What is a radical career? And does it involve surfing? These were the questions I had when I met up with Sally Hogshead, a noted advertising creative director turned author and motivational speaker. (And yes, she recognizes the humor in her name, so I’m not going there.) Sally’s new book, Radical Careering, explores the 100 best ways to live your work life, all presented in a simple, yet startling original way.
“I come from advertising, so the format of the book to me was inseparable from the content,” says Hogshead. “I know how to communicate with people so they’ll respond. If you’ve been to the career section of the bookstore, you know how awful it is. It’s dark and scary and there’s all these losers hanging out there. I’m not one of those people! I needed something that reflected me.”
Hogshead started her career exploration path after her own ad agency, which opened on Sept. 10, 2001, faced a rough future.
“I learned a lot of lessons; my own path had been seemingly easy, but after 9/11, I realized I wasn’t charmed. Essentially, this is what I learned: you are driving your own train! You have to create your own path and be passionate about what you do; otherwise, you’re just a victim of circumstance. That’s radical careering.”
Get outside your comfort zone. ‘In college, I took a semester abroad in Nairobi where I lived with a tribe. I wanted to find an experience that was 180 degrees from what I was living. If you’ve only seen the world from your own perspective, you can’t get on the other side of the conversation. You have to challenge yourself ‘ taking a public speaking class if you hate public speaking, doing Outward Bound, do whatever you need to do.’
Forget your GPA. Go skiing. “After school, your GPA and your major do not matter, for the most part. What matters is who you become over the course of college. Take a year off, travel, become more capable as a human being, more experienced and bring that value to your job. Work on a ski slope for a season, do something that speaks to you as a person. It’s better than going to grad school.”
Figure out what you’re truly good at and love doing. “And not in an airy-fairy-follow your-heart kind of way ‘ you can’t be outstanding in a field you have no passion for.”
Pro-actively choose what you want to do. “Don’t stumble into something because your dad’s golfing buddy has an internship at Widget Corp., if you’re not interested in working in widgets. Even if it means you struggle more.”
Get an internship. A valuable internship. “If it’s just sharpening pencils, leave.
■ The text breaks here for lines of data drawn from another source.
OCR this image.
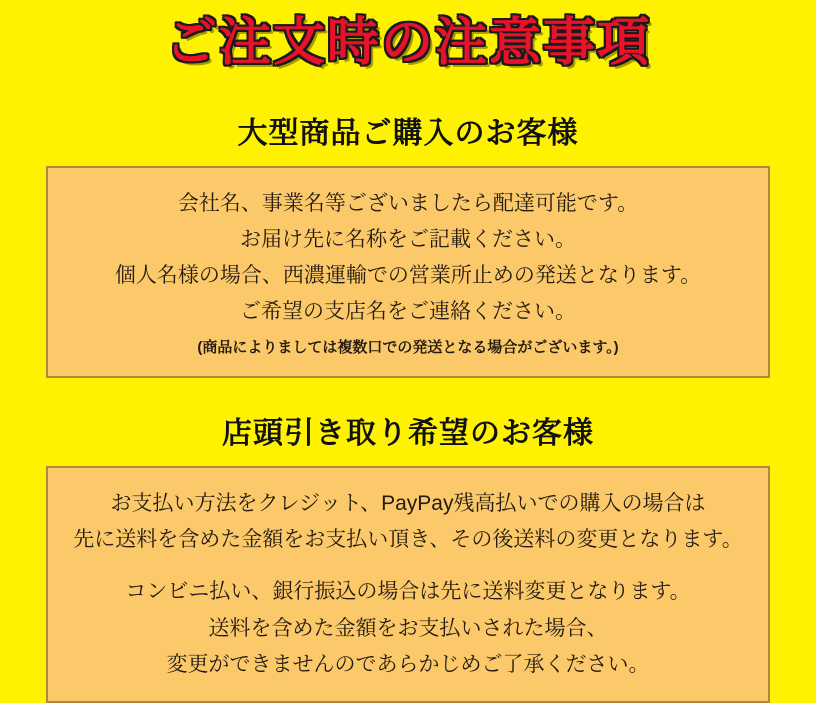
ご注文時の注意事項
大型商品ご購入のお客様
会社名、事業名等ございましたら配達可能です。
お届け先に名称をご記載ください。
個人名様の場合、西濃運輸での営業所止めの発送となります。
ご希望の支店名をご連絡ください。
(商品によりましては複数口での発送となる場合がございます。)
店頭引き取り希望のお客様
お支払い方法をクレジット、PayPay残高払いでの購入の場合は
先に送料を含めた金額をお支払い頂き、その後送料の変更となります。
コンビニ払い、銀行振込の場合は先に送料変更となります。
送料を含めた金額をお支払いされた場合、
変更ができませんのであらかじめご了承ください。
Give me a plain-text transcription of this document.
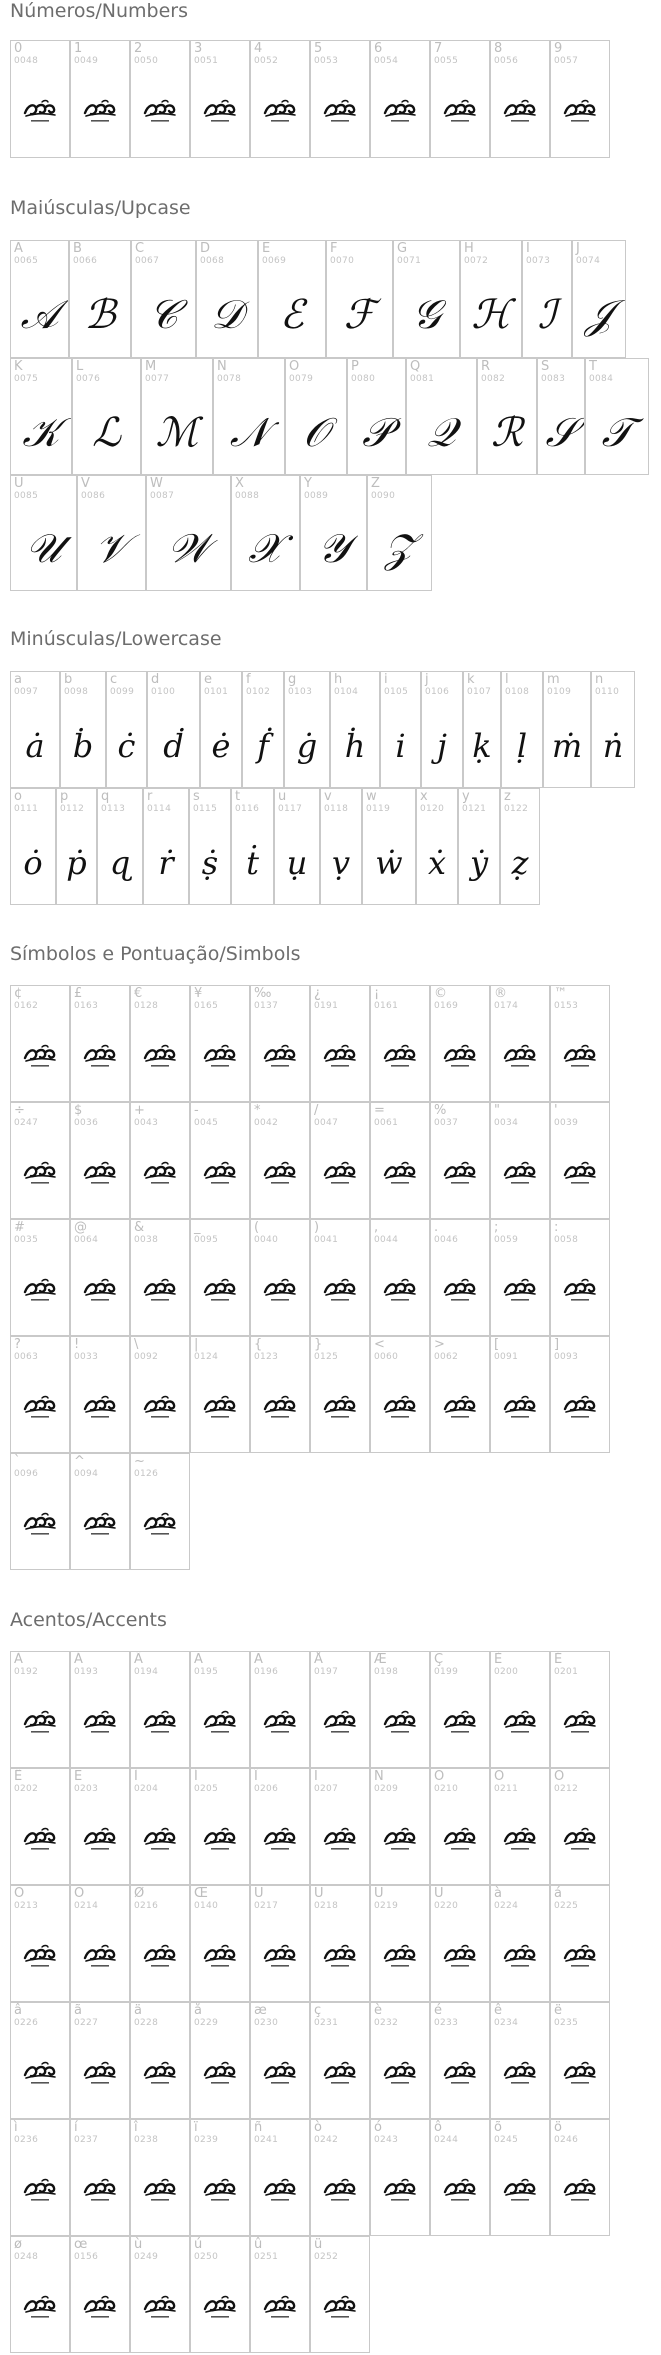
Números/Numbers
Maiúsculas/Upcase
Minúsculas/Lowercase
Símbolos e Pontuação/Simbols
Acentos/Accents
0
0048
1
0049
2
0050
3
0051
4
0052
5
0053
6
0054
7
0055
8
0056
9
0057
A
0065
𝒜
B
0066
ℬ
C
0067
𝒞
D
0068
𝒟
E
0069
ℰ
F
0070
ℱ
G
0071
𝒢
H
0072
ℋ
I
0073
ℐ
J
0074
𝒥
K
0075
𝒦
L
0076
ℒ
M
0077
ℳ
N
0078
𝒩
O
0079
𝒪
P
0080
𝒫
Q
0081
𝒬
R
0082
ℛ
S
0083
𝒮
T
0084
𝒯
U
0085
𝒰
V
0086
𝒱
W
0087
𝒲
X
0088
𝒳
Y
0089
𝒴
Z
0090
𝒵
a
0097
ȧ
b
0098
ḃ
c
0099
ċ
d
0100
ḋ
e
0101
ė
f
0102
ḟ
g
0103
ġ
h
0104
ḣ
i
0105
i
j
0106
j
k
0107
ḳ
l
0108
ḷ
m
0109
ṁ
n
0110
ṅ
o
0111
ȯ
p
0112
ṗ
q
0113
ɋ
r
0114
ṙ
s
0115
ṩ
t
0116
ṫ
u
0117
ụ
v
0118
ṿ
w
0119
ẇ
x
0120
ẋ
y
0121
ẏ
z
0122
ẓ
¢
0162
£
0163
€
0128
¥
0165
‰
0137
¿
0191
¡
0161
©
0169
®
0174
™
0153
÷
0247
$
0036
+
0043
-
0045
*
0042
/
0047
=
0061
%
0037
"
0034
'
0039
#
0035
@
0064
&
0038
_
0095
(
0040
)
0041
,
0044
.
0046
;
0059
:
0058
?
0063
!
0033
\
0092
|
0124
{
0123
}
0125
<
0060
>
0062
[
0091
]
0093
`
0096
^
0094
~
0126
À
0192
Á
0193
Â
0194
Ã
0195
Ä
0196
Å
0197
Æ
0198
Ç
0199
È
0200
É
0201
Ê
0202
Ë
0203
Ì
0204
Í
0205
Î
0206
Ï
0207
Ñ
0209
Ò
0210
Ó
0211
Ô
0212
Õ
0213
Ö
0214
Ø
0216
Œ
0140
Ù
0217
Ú
0218
Û
0219
Ü
0220
à
0224
á
0225
â
0226
ã
0227
ä
0228
å
0229
æ
0230
ç
0231
è
0232
é
0233
ê
0234
ë
0235
ì
0236
í
0237
î
0238
ï
0239
ñ
0241
ò
0242
ó
0243
ô
0244
õ
0245
ö
0246
ø
0248
œ
0156
ù
0249
ú
0250
û
0251
ü
0252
You have to gain knowledge, and once you do, you’ll be able to get or earn more money when you do enter the job market.”
Experiment as much as you can. “One of the biggest mistakes of college kids is how they focus on SHOULD. People say ‘you should stay in a job for five years’ or ‘you should have an econ major (even if you hate econ).’ That’s wrong. Only stay in a job as long as you’re getting as much out of the job as you’re putting in.”
Don’t evaluate a job because they have dental insurance. “You need something that’ll get you results, a reputation and a network of people. Dental insurance can wait.”
Make mistakes. “First job, you’ll make SO many mistakes. You’re going from being a senior at school to being a freshman at your first job. If you’re not making mistakes, you’re not putting yourself out there enough. Risk and opportunity go hand-in-hand.”
If you want to change fields, do it. “If you’re not happy, leave, and the sooner the better. It’s like a relationship; once you discover the fatal flaw, it’s only going to get worse.”
Keep breaking rules. “You can be more exceptional in your career by breaking rules than by following ’em.”
Be the dumbest person in the room. “You need to be around people who can teach you and make you step up your game. It’s like playing on the A-Team rather than the C-Team. You’re the star player on the C-Team? Big deal. But if you’re the lowest person on the A-Team, you’re learning, getting the insider scoop and moving up.”